L’histoire de la Réunion a été profondément marquée par près de deux siècles d’esclavagisme sur les trois cent cinquante ans qu’elle compte. Occultée jusque récemment, cette période obscure fait aujourd’hui l’objet d’une volonté de réhabilitation, affirmée par les états généraux de l’outre-mer.
À la Réunion, cela se manifeste en particulier par les travaux d’historiens et d’associations, par diverses célébrations, comme celle du 20 décembre, ou encore par l’inauguration, en octobre dernier, d’une stèle rendant hommage aux esclaves morts sans sépulture, sur l’initiative de la Maison des civilisations et de l’unité réunionnaise.
Cette volonté de rétablir la mémoire des esclaves achoppe toutefois sur le manque de sources : les traces écrites émanent non pas des esclaves, mais des dominants. Seule l’archéologie pourrait pallier ces lacunes.

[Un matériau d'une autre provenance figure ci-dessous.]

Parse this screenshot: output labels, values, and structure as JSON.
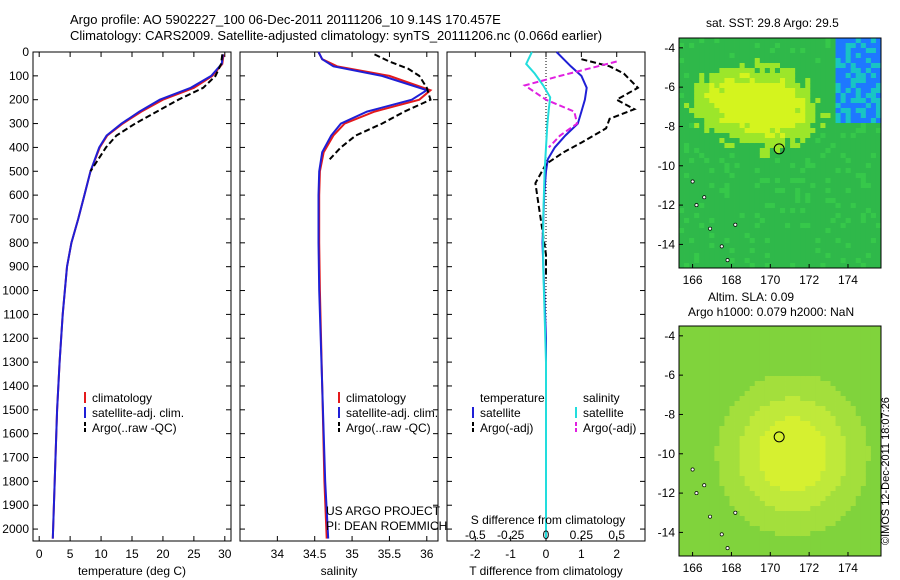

Or, alors que la France, dans les années soixante-dix, s’est dotée d’une archéologie moderne et structurée couvrant l’ensemble de son territoire, la Réunion n’a pu bénéficier des dispositions appliquées en métropole et dans les autres régions ultramarines dans ce domaine. De ce fait, elle ne dispose pas de service régional d’archéologie attaché à la direction régionale des affaires culturelles, la DRAC.

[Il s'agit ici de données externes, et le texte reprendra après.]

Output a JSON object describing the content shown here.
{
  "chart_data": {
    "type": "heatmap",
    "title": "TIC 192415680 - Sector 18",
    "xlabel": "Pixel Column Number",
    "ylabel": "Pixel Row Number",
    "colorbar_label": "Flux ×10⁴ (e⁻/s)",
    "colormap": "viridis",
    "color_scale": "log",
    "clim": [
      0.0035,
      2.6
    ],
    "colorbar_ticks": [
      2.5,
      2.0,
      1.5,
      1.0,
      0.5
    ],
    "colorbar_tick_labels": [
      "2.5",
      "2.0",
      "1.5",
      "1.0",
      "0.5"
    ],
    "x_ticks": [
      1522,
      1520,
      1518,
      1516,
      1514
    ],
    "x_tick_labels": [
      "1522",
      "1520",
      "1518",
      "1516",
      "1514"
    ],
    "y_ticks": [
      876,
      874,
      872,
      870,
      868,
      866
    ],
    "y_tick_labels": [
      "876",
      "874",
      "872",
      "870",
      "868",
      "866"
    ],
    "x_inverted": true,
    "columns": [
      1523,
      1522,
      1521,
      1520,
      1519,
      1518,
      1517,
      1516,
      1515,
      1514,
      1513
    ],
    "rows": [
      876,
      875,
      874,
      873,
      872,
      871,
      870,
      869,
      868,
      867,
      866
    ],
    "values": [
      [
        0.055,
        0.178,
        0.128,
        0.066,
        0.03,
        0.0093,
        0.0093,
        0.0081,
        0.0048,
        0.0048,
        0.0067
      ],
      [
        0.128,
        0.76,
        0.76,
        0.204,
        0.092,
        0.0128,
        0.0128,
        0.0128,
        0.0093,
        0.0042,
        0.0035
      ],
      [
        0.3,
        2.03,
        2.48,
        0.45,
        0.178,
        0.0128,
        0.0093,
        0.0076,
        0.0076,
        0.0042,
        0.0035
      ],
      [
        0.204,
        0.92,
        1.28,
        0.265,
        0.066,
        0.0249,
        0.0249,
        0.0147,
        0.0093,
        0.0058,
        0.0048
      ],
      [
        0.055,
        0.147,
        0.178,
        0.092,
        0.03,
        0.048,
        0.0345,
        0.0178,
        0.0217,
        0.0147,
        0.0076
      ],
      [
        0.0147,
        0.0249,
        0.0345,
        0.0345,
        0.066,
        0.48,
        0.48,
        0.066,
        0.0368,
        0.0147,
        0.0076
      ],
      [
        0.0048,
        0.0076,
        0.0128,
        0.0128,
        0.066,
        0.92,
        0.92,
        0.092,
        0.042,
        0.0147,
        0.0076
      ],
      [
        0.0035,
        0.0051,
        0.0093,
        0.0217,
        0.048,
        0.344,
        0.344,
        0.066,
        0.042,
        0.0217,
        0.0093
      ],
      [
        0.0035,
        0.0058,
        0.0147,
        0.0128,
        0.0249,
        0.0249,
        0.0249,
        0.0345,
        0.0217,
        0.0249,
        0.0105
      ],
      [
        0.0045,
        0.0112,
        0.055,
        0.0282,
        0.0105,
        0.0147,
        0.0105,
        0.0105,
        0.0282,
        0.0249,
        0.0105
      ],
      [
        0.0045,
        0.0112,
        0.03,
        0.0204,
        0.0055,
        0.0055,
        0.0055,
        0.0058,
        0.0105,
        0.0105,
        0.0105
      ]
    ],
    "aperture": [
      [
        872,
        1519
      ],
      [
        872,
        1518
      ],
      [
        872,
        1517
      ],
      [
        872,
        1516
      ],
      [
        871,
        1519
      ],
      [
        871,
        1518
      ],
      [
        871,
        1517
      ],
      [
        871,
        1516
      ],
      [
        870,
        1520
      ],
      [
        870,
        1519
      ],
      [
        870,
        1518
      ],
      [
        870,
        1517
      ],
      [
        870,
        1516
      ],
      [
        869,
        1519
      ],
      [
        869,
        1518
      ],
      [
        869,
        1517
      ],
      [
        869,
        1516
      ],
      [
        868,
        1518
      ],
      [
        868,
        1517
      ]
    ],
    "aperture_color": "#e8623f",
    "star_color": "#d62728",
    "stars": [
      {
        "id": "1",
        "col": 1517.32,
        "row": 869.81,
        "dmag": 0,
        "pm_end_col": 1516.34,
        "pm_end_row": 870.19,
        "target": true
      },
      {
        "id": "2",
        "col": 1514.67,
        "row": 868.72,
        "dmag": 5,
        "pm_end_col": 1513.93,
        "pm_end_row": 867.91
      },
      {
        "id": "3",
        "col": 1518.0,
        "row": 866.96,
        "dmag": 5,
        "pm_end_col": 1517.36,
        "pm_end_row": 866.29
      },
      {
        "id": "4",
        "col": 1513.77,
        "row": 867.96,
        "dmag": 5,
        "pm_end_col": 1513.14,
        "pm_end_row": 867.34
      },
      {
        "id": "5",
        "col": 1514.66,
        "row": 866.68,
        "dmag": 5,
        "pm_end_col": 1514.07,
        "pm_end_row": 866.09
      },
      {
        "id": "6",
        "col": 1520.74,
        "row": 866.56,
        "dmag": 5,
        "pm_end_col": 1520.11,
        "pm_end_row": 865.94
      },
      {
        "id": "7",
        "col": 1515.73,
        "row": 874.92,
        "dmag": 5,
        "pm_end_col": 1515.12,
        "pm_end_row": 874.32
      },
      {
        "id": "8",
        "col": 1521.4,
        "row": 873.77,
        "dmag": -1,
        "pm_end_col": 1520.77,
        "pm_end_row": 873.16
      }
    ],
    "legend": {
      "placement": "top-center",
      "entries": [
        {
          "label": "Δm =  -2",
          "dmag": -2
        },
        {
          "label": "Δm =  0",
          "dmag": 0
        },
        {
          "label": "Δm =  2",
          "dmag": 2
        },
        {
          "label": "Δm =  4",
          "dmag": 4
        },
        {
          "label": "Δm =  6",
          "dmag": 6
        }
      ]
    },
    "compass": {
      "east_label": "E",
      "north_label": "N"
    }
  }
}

Outre que cette anomalie va à l’encontre des articles 1er, 2, 3, 4 et 5 de la Convention européenne pour la protection du patrimoine archéologique signée par la France à Malte en 1992, elle porte gravement préjudice à la connaissance de l’histoire de la Réunion. Ainsi, à la Réunion, la prévention archéologique est quasiment inexistante, des sites mis au jour sont compromis et des vestiges disséminés., un pan de l’histoire réunionnaise, celle des opprimés, est condamné inéluctablement à demeurer dans l’obscurité. Sans archéologie, comment comprendre l’héritage du marronnage dans la société réunionnaise actuelle, en termes de pratiques culturelles, d’imaginaire, de connaissance et d’utilisation des espèces florales indigènes et endémiques, de médecine traditionnelle ?
De même, le vivre-ensemble réunionnais, cité en exemple à l’heure des questionnements identitaires, ne résulte pas uniquement de l’organisation sociale régentée par le politique pendant la période esclavagiste. Le métissage s’est élaboré dans les pratiques intimes vécues dans le cadre familial, pratiques qui n’ont pas, ou peu, été décrites ni relatées, et qui nous sont parvenues grâce à la mémoire orale. Quels qu’aient été les tensions, les affrontements, les exclusions vécus par les Réunionnais au cours de leur histoire, c’est ce métissage qui a permis à l’identité réunionnaise d’être disposée à s’enrichir des apports de toutes les composantes de la population, indépendamment des hiérarchies sociales et culturelles imposées par le système.
Monsieur le ministre, pouvez-vous me dire s’il est possible d’appliquer les textes législatifs et réglementaires, en créant le service régional d’archéologie à la Réunion ?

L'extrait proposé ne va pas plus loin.